China stock markets holding up
- gcelaya2
- Mar 17
- 4 min read
Updated: Mar 18
At Tricio we look at charts in order to gauge investment sentiment. When we started Tricio in early 2020 we had an underweight allocation to Chinese equities. This remained the case until May 2024 when our investment committee meeting took the view that we should increase our allocation to ‘neutral’. We had debated this for some time as the low valuations for Chinese equities were attractive, but expectations of efforts by the government to address key issues seemed to be building and this helped to shape our view. So far, so good of course. There was a risk that the Trump win would derail the recovery in equity market sentiment, but here too it is ‘so far, so good’, as the charts below show.
The chart below is the MSCI China index. The index tracks China A, B, H, Red and P chips and foreign listings. It has 580 members and is in USD. The13-week moving average crossed above the 50-week moving average just before summer 2024 and an important falling resistance line (blue) has given way, which suggests a big base is in place. The big target was above 180 (simple extension) with the red line near 200 marking a potentially really important barrier to overcome for those who are really bullish (old lows, gap). This is a lot closer now than it was before, and bulls may be dreaming about new highs in this cycle. Watch the 13-week moving average near 147 as support ahead of the 50-week moving average near 133.
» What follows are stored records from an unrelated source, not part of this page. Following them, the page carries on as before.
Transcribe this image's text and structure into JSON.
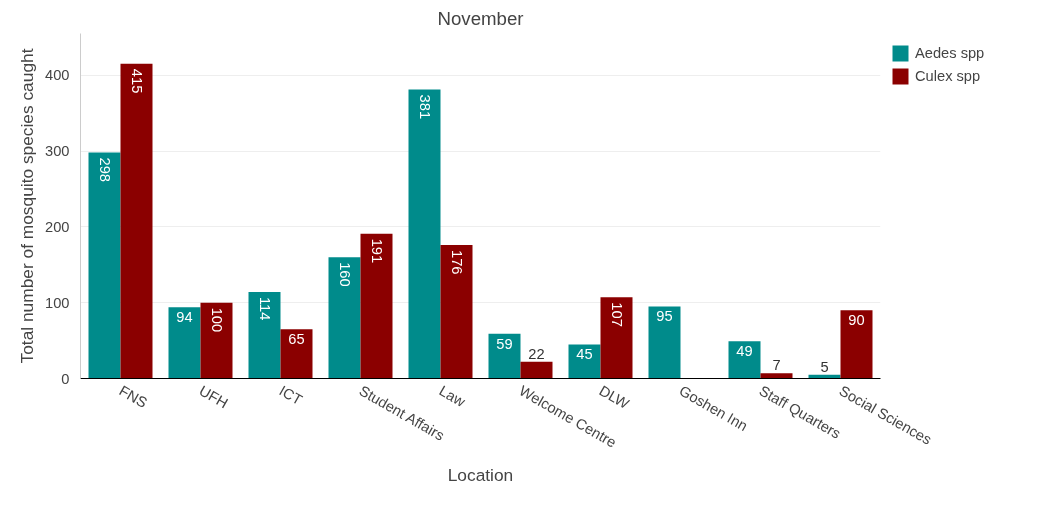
{
  "chart_data": {
    "type": "bar",
    "title": "November",
    "xlabel": "Location",
    "ylabel": "Total number of mosquito species caught",
    "categories": [
      "FNS",
      "UFH",
      "ICT",
      "Student Affairs",
      "Law",
      "Welcome Centre",
      "DLW",
      "Goshen Inn",
      "Staff Quarters",
      "Social Sciences"
    ],
    "series": [
      {
        "name": "Aedes spp",
        "color": "#008b8b",
        "values": [
          298,
          94,
          114,
          160,
          381,
          59,
          45,
          95,
          49,
          5
        ]
      },
      {
        "name": "Culex spp",
        "color": "#8b0000",
        "values": [
          415,
          100,
          65,
          191,
          176,
          22,
          107,
          null,
          7,
          90
        ]
      }
    ],
    "ylim": [
      0,
      455
    ],
    "yticks": [
      0,
      100,
      200,
      300,
      400
    ],
    "grid": "y",
    "legend": "top right",
    "data_labels": true
  }
}
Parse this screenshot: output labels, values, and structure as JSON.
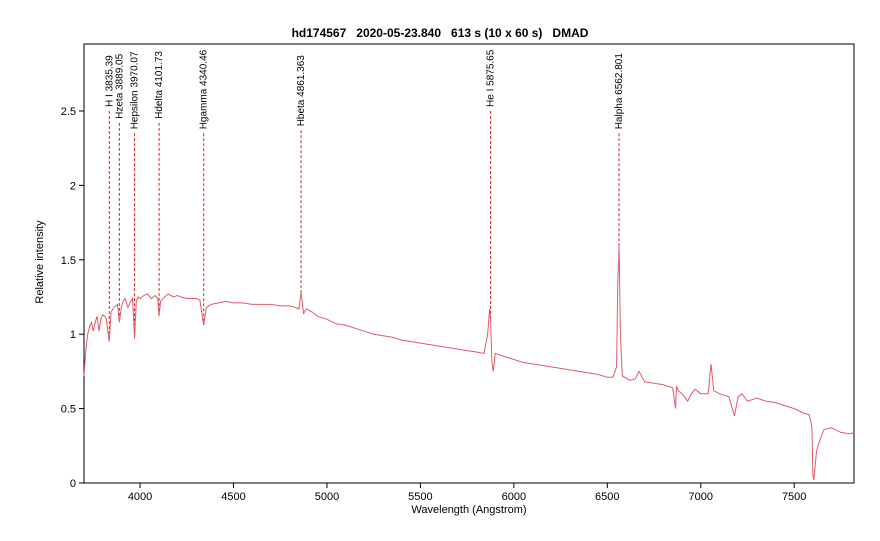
{
  "chart_data": {
    "type": "line",
    "title": "hd174567   2020-05-23.840   613 s (10 x 60 s)   DMAD",
    "xlabel": "Wavelength (Angstrom)",
    "ylabel": "Relative intensity",
    "xlim": [
      3700,
      7820
    ],
    "ylim": [
      0,
      2.95
    ],
    "xticks": [
      4000,
      4500,
      5000,
      5500,
      6000,
      6500,
      7000,
      7500
    ],
    "xtick_labels": [
      "4000",
      "4500",
      "5000",
      "5500",
      "6000",
      "6500",
      "7000",
      "7500"
    ],
    "yticks": [
      0,
      0.5,
      1,
      1.5,
      2,
      2.5
    ],
    "ytick_labels": [
      "0",
      "0.5",
      "1",
      "1.5",
      "2",
      "2.5"
    ],
    "grid": false,
    "series_color": "#e05a6a",
    "marker_color": "#d62020",
    "series": [
      {
        "x": [
          3700,
          3710,
          3720,
          3730,
          3740,
          3750,
          3760,
          3770,
          3780,
          3790,
          3800,
          3810,
          3820,
          3835,
          3845,
          3860,
          3880,
          3889,
          3900,
          3910,
          3920,
          3935,
          3950,
          3960,
          3970,
          3980,
          3990,
          4000,
          4020,
          4040,
          4060,
          4080,
          4095,
          4101,
          4110,
          4130,
          4150,
          4180,
          4200,
          4220,
          4250,
          4280,
          4300,
          4320,
          4340,
          4355,
          4380,
          4420,
          4460,
          4500,
          4550,
          4600,
          4650,
          4700,
          4750,
          4800,
          4830,
          4850,
          4861,
          4875,
          4890,
          4920,
          4950,
          5000,
          5050,
          5100,
          5150,
          5200,
          5250,
          5300,
          5350,
          5400,
          5450,
          5500,
          5550,
          5600,
          5650,
          5700,
          5750,
          5800,
          5840,
          5860,
          5870,
          5876,
          5882,
          5890,
          5900,
          5950,
          6000,
          6050,
          6100,
          6150,
          6200,
          6250,
          6300,
          6350,
          6400,
          6450,
          6500,
          6530,
          6550,
          6556,
          6563,
          6570,
          6580,
          6620,
          6650,
          6670,
          6700,
          6750,
          6800,
          6850,
          6865,
          6870,
          6880,
          6900,
          6930,
          6950,
          6970,
          7000,
          7040,
          7055,
          7070,
          7100,
          7150,
          7180,
          7200,
          7220,
          7250,
          7300,
          7350,
          7400,
          7450,
          7500,
          7550,
          7580,
          7595,
          7600,
          7605,
          7620,
          7640,
          7660,
          7700,
          7750,
          7800,
          7820
        ],
        "y": [
          0.72,
          0.9,
          1.0,
          1.05,
          1.08,
          1.02,
          1.08,
          1.12,
          1.02,
          1.1,
          1.13,
          1.12,
          1.1,
          0.95,
          1.15,
          1.18,
          1.2,
          1.08,
          1.18,
          1.22,
          1.24,
          1.18,
          1.22,
          1.24,
          0.97,
          1.22,
          1.25,
          1.24,
          1.26,
          1.27,
          1.24,
          1.26,
          1.24,
          1.12,
          1.22,
          1.25,
          1.27,
          1.25,
          1.26,
          1.25,
          1.24,
          1.24,
          1.24,
          1.23,
          1.06,
          1.18,
          1.2,
          1.21,
          1.22,
          1.21,
          1.21,
          1.2,
          1.2,
          1.2,
          1.19,
          1.19,
          1.18,
          1.17,
          1.28,
          1.14,
          1.17,
          1.15,
          1.12,
          1.1,
          1.07,
          1.06,
          1.04,
          1.02,
          1.0,
          0.99,
          0.98,
          0.96,
          0.95,
          0.94,
          0.93,
          0.92,
          0.91,
          0.9,
          0.89,
          0.88,
          0.87,
          1.0,
          1.17,
          1.08,
          0.82,
          0.75,
          0.87,
          0.85,
          0.83,
          0.81,
          0.8,
          0.79,
          0.78,
          0.77,
          0.76,
          0.75,
          0.74,
          0.73,
          0.71,
          0.71,
          0.78,
          1.35,
          1.59,
          1.0,
          0.72,
          0.69,
          0.7,
          0.75,
          0.68,
          0.67,
          0.66,
          0.64,
          0.5,
          0.65,
          0.62,
          0.6,
          0.55,
          0.6,
          0.63,
          0.6,
          0.6,
          0.8,
          0.62,
          0.6,
          0.58,
          0.45,
          0.58,
          0.6,
          0.55,
          0.57,
          0.55,
          0.54,
          0.52,
          0.5,
          0.47,
          0.46,
          0.38,
          0.05,
          0.02,
          0.22,
          0.3,
          0.36,
          0.37,
          0.34,
          0.33,
          0.34
        ]
      }
    ],
    "line_markers": [
      {
        "label": "H I 3835.39",
        "x": 3835.39,
        "y_top": 2.5
      },
      {
        "label": "Hzeta 3889.05",
        "x": 3889.05,
        "y_top": 2.42
      },
      {
        "label": "Hepsilon 3970.07",
        "x": 3970.07,
        "y_top": 2.35
      },
      {
        "label": "Hdelta 4101.73",
        "x": 4101.73,
        "y_top": 2.42
      },
      {
        "label": "Hgamma 4340.46",
        "x": 4340.46,
        "y_top": 2.35
      },
      {
        "label": "Hbeta 4861.363",
        "x": 4861.363,
        "y_top": 2.37
      },
      {
        "label": "He I 5875.65",
        "x": 5875.65,
        "y_top": 2.5
      },
      {
        "label": "Halpha 6562.801",
        "x": 6562.801,
        "y_top": 2.35
      }
    ]
  }
}
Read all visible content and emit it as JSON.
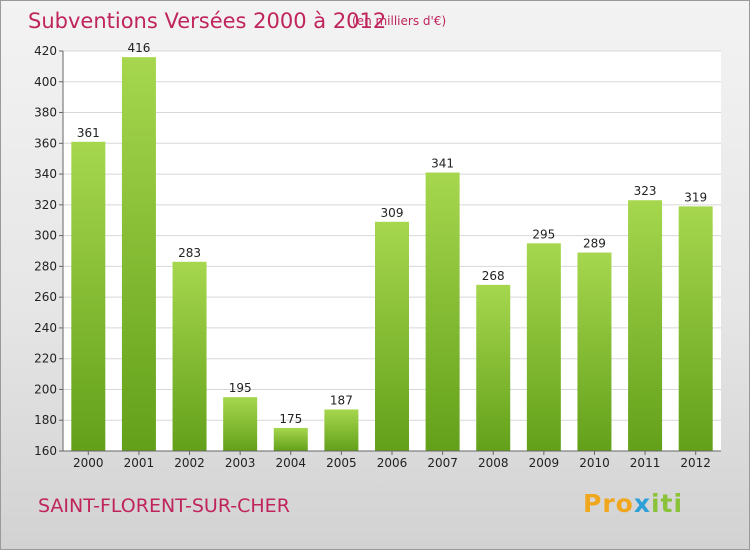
{
  "header": {
    "title": "Subventions Versées 2000 à 2012",
    "unit": "(en milliers d'€)"
  },
  "footer": {
    "city": "SAINT-FLORENT-SUR-CHER",
    "logo": {
      "part1": "Pro",
      "part2": "x",
      "part3": "iti"
    }
  },
  "colors": {
    "bar_light": "#a6d74e",
    "bar_dark": "#63a01a",
    "title": "#c0245c"
  },
  "chart_data": {
    "type": "bar",
    "categories": [
      "2000",
      "2001",
      "2002",
      "2003",
      "2004",
      "2005",
      "2006",
      "2007",
      "2008",
      "2009",
      "2010",
      "2011",
      "2012"
    ],
    "values": [
      361,
      416,
      283,
      195,
      175,
      187,
      309,
      341,
      268,
      295,
      289,
      323,
      319
    ],
    "title": "Subventions Versées 2000 à 2012",
    "xlabel": "",
    "ylabel": "",
    "ylim": [
      160,
      420
    ],
    "yticks": [
      160,
      180,
      200,
      220,
      240,
      260,
      280,
      300,
      320,
      340,
      360,
      380,
      400,
      420
    ],
    "grid": true,
    "data_labels": true
  }
}
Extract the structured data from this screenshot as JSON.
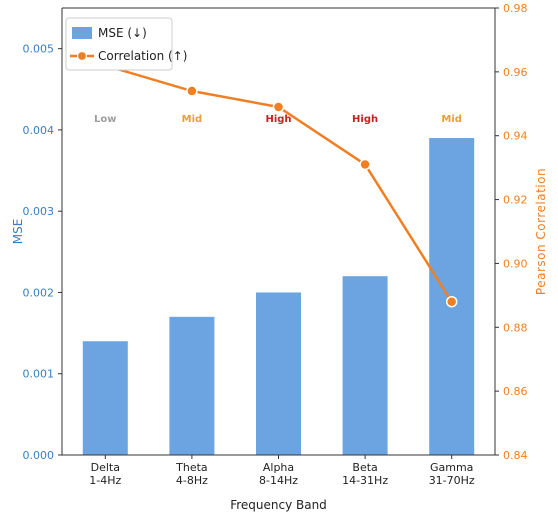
{
  "chart_data": {
    "type": "bar",
    "categories": [
      "Delta\n1-4Hz",
      "Theta\n4-8Hz",
      "Alpha\n8-14Hz",
      "Beta\n14-31Hz",
      "Gamma\n31-70Hz"
    ],
    "xlabel": "Frequency Band",
    "ylabel_left": "MSE",
    "ylabel_right": "Pearson Correlation",
    "ylim_left": [
      0,
      0.0055
    ],
    "yticks_left": [
      "0.000",
      "0.001",
      "0.002",
      "0.003",
      "0.004",
      "0.005"
    ],
    "ylim_right": [
      0.84,
      0.98
    ],
    "yticks_right": [
      "0.84",
      "0.86",
      "0.88",
      "0.90",
      "0.92",
      "0.94",
      "0.96",
      "0.98"
    ],
    "series": [
      {
        "name": "MSE (↓)",
        "type": "bar",
        "axis": "left",
        "values": [
          0.0014,
          0.0017,
          0.002,
          0.0022,
          0.0039
        ]
      },
      {
        "name": "Correlation (↑)",
        "type": "line",
        "axis": "right",
        "values": [
          0.962,
          0.954,
          0.949,
          0.931,
          0.888
        ]
      }
    ],
    "annotations": [
      {
        "category": 0,
        "text": "Low",
        "color": "#9e9e9e"
      },
      {
        "category": 1,
        "text": "Mid",
        "color": "#e8a22a"
      },
      {
        "category": 2,
        "text": "High",
        "color": "#cc1f1f"
      },
      {
        "category": 3,
        "text": "High",
        "color": "#cc1f1f"
      },
      {
        "category": 4,
        "text": "Mid",
        "color": "#e8a22a"
      }
    ],
    "legend_position": "top-left",
    "grid": false,
    "colors": {
      "bar": "#6ba4e0",
      "line": "#f07f23",
      "left_axis": "#3a7fc2",
      "right_axis": "#f07f23"
    }
  }
}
The chart below is the CSI 300 (biggest shares by market cap on the Shanghai and Shenzhen stock exchanges, in CNY). The 13-week moving average finally crossed above the 50-week moving average in October 2024, confirming the bull trend. Falling line (blue) gave way as well, which is bullish. The early summer 2024 high near 3,700 was regained and the 4,530 area high from the recovery attempt in July 2022 (red line) is seen as the next big barrier to regain and target. A key point for bulls to hold on pullbacks may be the 3,700 area (flat purple line). The 50-week moving average is near here, as is the pullback low from mid-January and the May 2024 high. Sustained losses below this could see losses to 3,200/3,100, but at the moment this does not seem likely. Instead, aiming for a push above 4,530 to set up gains to 5,100/5,300 and even 5,900+ again on a long-term view.

The chart below is the Hang Seng Index, which is a bit of an ‘old school’ way to look at China shares as it is a market cap (free-float adjusted, in HKD) index composed of the biggest 83 shares listed in HK. The 13-week moving average remains above the 50-week moving average which is supportive. The lower falling blue resistance line has given way, which is bullish. The falling blue line from the 2018/2021 peaks is a big upside level to aim for (long-term bulls!) with the flat red line near 27,000 key below this. Support to hold on pullbacks is near 22,500 with further support expected to be found at the 13-week moving average near 21,600. The 50-week moving average near 19,460 which is expected to offer support ahead of the mid-January 18,671 low. Ideally the latter two won’t be tested in this bull cycle.

The chart below is the iShares China Large Cap UCITS ETF (GBP) as a proxy for China funds (others are available!). The ETF tracks the FTSE China 50 Index so it sort of tracks the HSI, but as the chart shows, it is actually a bit different. Falling line resistance gave way in late September 2024, confirming a bullish breakout. The flat red line near 8,900 serves as a big barrier (and target) to watch for. Support to watch will be the 13-week moving average, with bigger support layered at the 50-week moving average (6,620 area) and November 2024 pullback low (6,610). Long-term bulls may be targeting a rally to 11,297 (2021 high) over time.

On the currency side of the sentiment story, a weaker CNY should help a China recovery story (chart below). Inflation is too low and exporters never complain about a softer currency. The 7 area did indeed prove sticky last September/October and the rotation to 7.30 early this year may set the trend for the coming months. A sustained push above this area has been difficult though as USD bulls may come under pressure this year. This is why we look at cross rates as well.

The JPY cross rate (chart below) could hold the key to a weaker CNY this year. The soft JPY took the cross from near Y15 in mid-2020 to over Y22 in 2024. While China and Japan may not compete directly in every economic sector, the soft JPY has been a regional concern for a few years now. A turn in the JPY trend has been slow in coming, but pressure on Y20 is expected in the cross rate. A drop below this will set up a push towards the key Y19/Y18.75 lows from 2022. Looking further out and a drop to the Y17.50 area could be seen longer-term.